I guess anything can still happen, but it sure looks like Terry McAuliffe is going to be the next governor of Virginia. It's worth noting that this breaks a very long-observed historical trend in the commonwealth. In every gubernatorial election sincce 1981, Virginians have elected as their governor the standard-bearer of the opposite party from the man who won the presidential election the year before.

So it's always been as if Virginia looked at what the country did one year and decided to do the opposite the next. It even more often than not did the opposite not only of what the country did, but of what it did with its own electoral votes the previous year: Reagan-Chuck Robb, Reagan-Jerry Baliles, Bush Sr.-Wilder, Bush Jr.-Warner, Bush Jr.-Kaine, Obama-McDonnell. So: what's this mean?
Maybe not a lot. These things just happen. McAuliffe is benefiting of course from the presence in the contest of that libertarian guy, without whom Ken Cuccinelli would probably be winning. But his presence itself is a reflection of where the Republican Party and the conservative movement are these days: From a libertarian perspective, even the stone-age Cuccinelli isn't pure enough.

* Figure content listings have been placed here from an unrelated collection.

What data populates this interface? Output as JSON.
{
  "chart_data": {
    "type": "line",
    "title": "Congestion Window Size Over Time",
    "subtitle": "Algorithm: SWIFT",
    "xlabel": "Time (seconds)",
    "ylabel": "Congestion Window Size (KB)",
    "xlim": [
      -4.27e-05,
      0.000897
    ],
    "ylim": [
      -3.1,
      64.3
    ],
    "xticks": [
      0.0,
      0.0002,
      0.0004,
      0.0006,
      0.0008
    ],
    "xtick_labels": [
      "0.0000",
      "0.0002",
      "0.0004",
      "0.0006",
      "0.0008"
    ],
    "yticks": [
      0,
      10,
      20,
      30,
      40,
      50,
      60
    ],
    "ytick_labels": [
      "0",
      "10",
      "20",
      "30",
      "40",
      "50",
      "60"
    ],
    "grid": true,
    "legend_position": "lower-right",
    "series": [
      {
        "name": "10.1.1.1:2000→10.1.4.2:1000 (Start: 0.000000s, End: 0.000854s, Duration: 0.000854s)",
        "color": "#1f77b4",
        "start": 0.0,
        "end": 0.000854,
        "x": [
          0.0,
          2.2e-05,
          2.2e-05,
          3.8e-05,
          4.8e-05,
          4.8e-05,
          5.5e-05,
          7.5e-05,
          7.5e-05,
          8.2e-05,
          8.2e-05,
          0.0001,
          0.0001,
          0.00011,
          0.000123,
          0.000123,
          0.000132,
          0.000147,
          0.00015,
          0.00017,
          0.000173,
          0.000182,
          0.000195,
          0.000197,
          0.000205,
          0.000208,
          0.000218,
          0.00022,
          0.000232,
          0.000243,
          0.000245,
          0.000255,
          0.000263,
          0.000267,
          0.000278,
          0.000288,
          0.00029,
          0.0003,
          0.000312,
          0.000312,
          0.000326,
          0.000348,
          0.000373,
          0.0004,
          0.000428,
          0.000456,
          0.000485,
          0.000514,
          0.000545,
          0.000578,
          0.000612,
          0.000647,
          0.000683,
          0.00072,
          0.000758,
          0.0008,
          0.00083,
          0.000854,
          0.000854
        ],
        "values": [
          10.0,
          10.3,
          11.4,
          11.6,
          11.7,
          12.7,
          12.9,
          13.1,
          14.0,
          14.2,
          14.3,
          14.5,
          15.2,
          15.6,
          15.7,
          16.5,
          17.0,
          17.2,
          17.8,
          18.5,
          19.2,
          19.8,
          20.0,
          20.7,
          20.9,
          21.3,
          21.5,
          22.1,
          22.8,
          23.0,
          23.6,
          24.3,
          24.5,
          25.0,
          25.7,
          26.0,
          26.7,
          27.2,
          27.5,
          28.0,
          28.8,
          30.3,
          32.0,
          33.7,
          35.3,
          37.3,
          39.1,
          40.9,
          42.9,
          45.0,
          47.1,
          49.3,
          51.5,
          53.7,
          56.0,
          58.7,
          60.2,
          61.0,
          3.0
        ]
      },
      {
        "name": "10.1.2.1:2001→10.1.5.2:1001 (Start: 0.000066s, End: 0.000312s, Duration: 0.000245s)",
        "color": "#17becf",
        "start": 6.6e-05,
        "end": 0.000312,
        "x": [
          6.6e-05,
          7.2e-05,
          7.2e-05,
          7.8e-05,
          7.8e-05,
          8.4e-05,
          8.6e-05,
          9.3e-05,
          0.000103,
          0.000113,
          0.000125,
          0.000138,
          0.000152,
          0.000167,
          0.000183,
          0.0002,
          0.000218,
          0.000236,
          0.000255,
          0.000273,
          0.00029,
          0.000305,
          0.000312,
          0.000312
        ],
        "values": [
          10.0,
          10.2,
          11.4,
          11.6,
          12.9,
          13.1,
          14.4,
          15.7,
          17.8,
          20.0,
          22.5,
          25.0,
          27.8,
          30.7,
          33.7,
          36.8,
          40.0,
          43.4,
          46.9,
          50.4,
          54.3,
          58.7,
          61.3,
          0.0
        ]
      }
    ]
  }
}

For his final push, Cooch is bringing in Rand Paul and Marco Rubio. Great. He's still out there trying to pump up the Tea Party wingnut vote. So he's not even really trying to compete in the center. whereas McAuliffe has had the Clintons and, this past weekend, the president (a crazy radical to some of you, I know, but not to the centrist voters of Virginia, who backed him twice).
I know some Republicans are griping on background that Cooch is losing a winnable race, and they attribute the expected loss to some tactical errors. But he's losing because he's an extremist. He has alienated most swing voters, especially women. The gender gap in this contest is going to be 20 points. Indeed it was 25 in one recent poll. McAuliffe might even win outright among white women (traditionally, Democrats win the women's vote but lose among white women and make up the ground among women of color).
This isn't because of anything tactical. It's because Cuccinelli wanted to stick probes up women's vaginas in the name of some medieval morality crusade. Democrats tend to have mixed feelings about McAuliffe. Well, whatever he is and is not, he doesn't want to do that. And as governor he's going to reverse the corrupt McDonnell and accept the ACA Medicaid funds and try to make the health-care work in a state that will be important to his friend Hillary in 2016.
And most of all, the odious Cuccinelli will, we hope, be sent into the retirement for keeps. That, all in all, is a pretty good day at the office.